Poster Presentation
Sunday, November 4, 2007
10:30 AM - 11:45 AM
Sunday, November 4, 2007
1:30 PM - 2:45 PM
221
Transdisciplinary Approach to Fall Prevention
Jill Marie Larkin, RN, MSN, MBA, Patient Care Services, UPMC Passavant and UPMC Passavant Cranberry, Pittsburgh, PA, USA and Cheryl V. Dodson, RN, MBA, Patient Care Services Administration, UPMC Passavant and UPMC Passavant Cranberry, Pittsburgh, PA, USA.
Learning Objective #1: identify fall prevention strategies that can improve patient safety. |
Learning Objective #2: describe how a transdisciplinary team can sustain positive patient safety outcomes. |
Assessment completed through real time root cause analysis of every fall. Common risk factors identified prior to the fall included: polypharmacy, medications causing confusion/delirium, history of falls, mobility limitations, and toileting.
We shifted from a nursing team to a transdisciplinary team consisting of Leadership, Physicians, Nursing, Pharmacy, Physical Therapy, Maintenance, Safety/Risk. Our focus shifted from falls being an isolated event to a complex clinical syndrome with potential for significant morbidity/mortality that needs to be recognized, evaluated, treated, and prevented.

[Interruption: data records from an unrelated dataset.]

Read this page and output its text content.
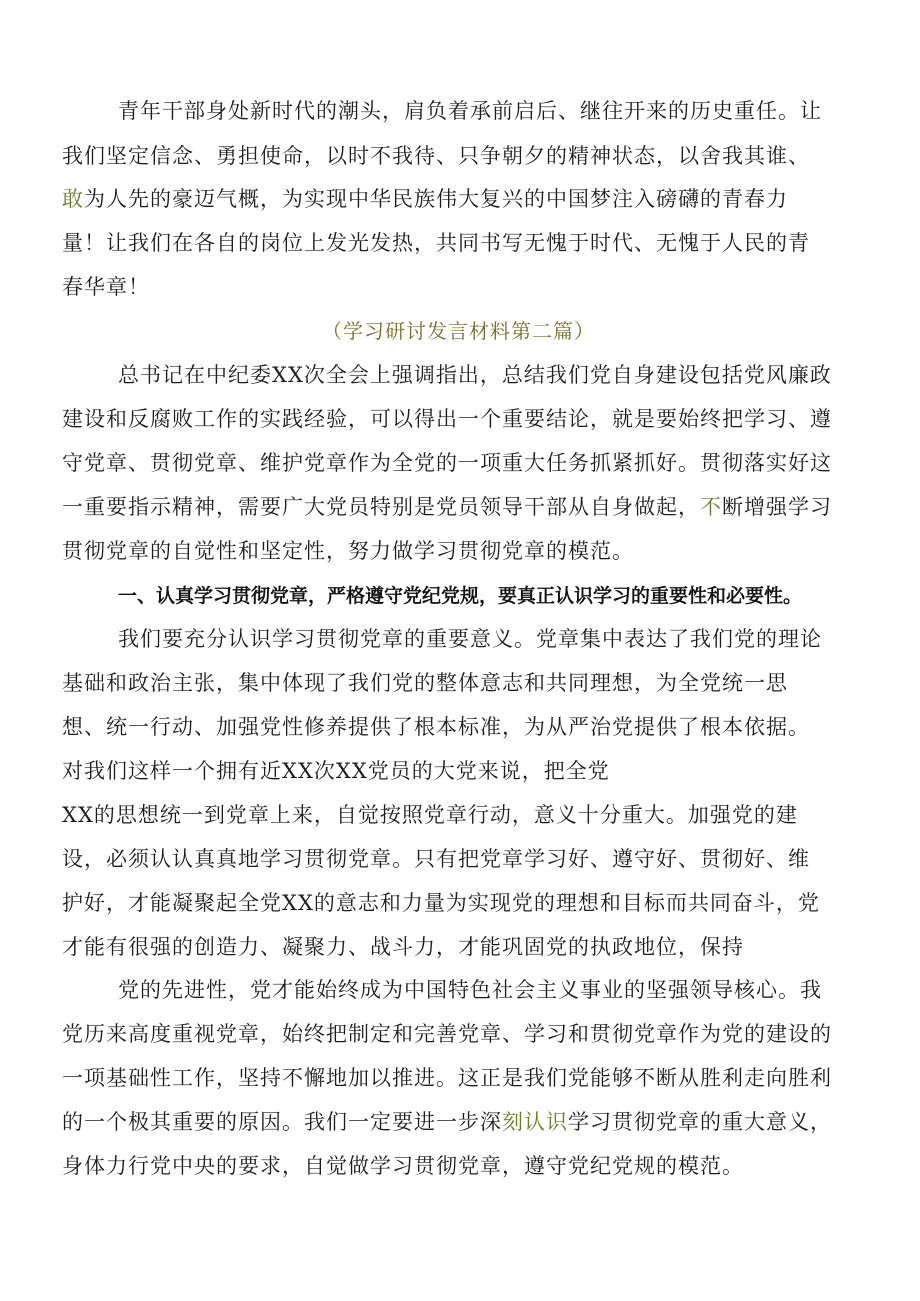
青年干部身处新时代的潮头，肩负着承前启后、继往开来的历史重任。让
我们坚定信念、勇担使命，以时不我待、只争朝夕的精神状态，以舍我其谁、
敢为人先的豪迈气概，为实现中华民族伟大复兴的中国梦注入磅礴的青春力
量！让我们在各自的岗位上发光发热，共同书写无愧于时代、无愧于人民的青
春华章！
（学习研讨发言材料第二篇）
总书记在中纪委XX次全会上强调指出，总结我们党自身建设包括党风廉政
建设和反腐败工作的实践经验，可以得出一个重要结论，就是要始终把学习、遵
守党章、贯彻党章、维护党章作为全党的一项重大任务抓紧抓好。贯彻落实好这
一重要指示精神，需要广大党员特别是党员领导干部从自身做起，不断增强学习
贯彻党章的自觉性和坚定性，努力做学习贯彻党章的模范。
一、认真学习贯彻党章，严格遵守党纪党规，要真正认识学习的重要性和必要性。
我们要充分认识学习贯彻党章的重要意义。党章集中表达了我们党的理论
基础和政治主张，集中体现了我们党的整体意志和共同理想，为全党统一思
想、统一行动、加强党性修养提供了根本标准，为从严治党提供了根本依据。
对我们这样一个拥有近XX次XX党员的大党来说，把全党
XX的思想统一到党章上来，自觉按照党章行动，意义十分重大。加强党的建
设，必须认认真真地学习贯彻党章。只有把党章学习好、遵守好、贯彻好、维
护好，才能凝聚起全党XX的意志和力量为实现党的理想和目标而共同奋斗，党
才能有很强的创造力、凝聚力、战斗力，才能巩固党的执政地位，保持
党的先进性，党才能始终成为中国特色社会主义事业的坚强领导核心。我
党历来高度重视党章，始终把制定和完善党章、学习和贯彻党章作为党的建设的
一项基础性工作，坚持不懈地加以推进。这正是我们党能够不断从胜利走向胜利
的一个极其重要的原因。我们一定要进一步深刻认识学习贯彻党章的重大意义，
身体力行党中央的要求，自觉做学习贯彻党章，遵守党纪党规的模范。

Education included interactive classes, online CME’s, and “Equipment Fair”. A Post Fall Assessment Team responds to falls 24/7 to examine the risk factors’ “real time”, serve as a resource, and implement strategies. Limiting sleeping medications on the formulary, administration time prior to midnight, and activating bed alarms was successful.
To promote a positive culture, a reward program celebrates “number of days” departments are “falls free”. Documentation analysis resulted in the following improvements: admission order sheets revised to decrease automatic ordering of sleep/anxiety medications, assessment forms designed by staff to an efficient 5-event sheet, and a post fall “sticker” enhanced communication.
Beyond data, our success is seen in the culture shift from a nursing isolated event to a transdiciplinary team approach to attack a complex clinical syndrome. We have heightened awareness of staff to provide a patient safe environment.
Patient Fall Reduction Program has resulted in a significant decrease in falls with wide statistical variation in July 2003 of 7.7 to an entire 12 month period below target in 2006 with a low of 1.94 falls per 1000 patient days in April, minimized variation of data, and a trend line that continues downward along with the falls injuries.
We are continuing with real time review of every fall and implementing additional Pharmacy changes. Our goal is to “Keep Our Patients Safe”.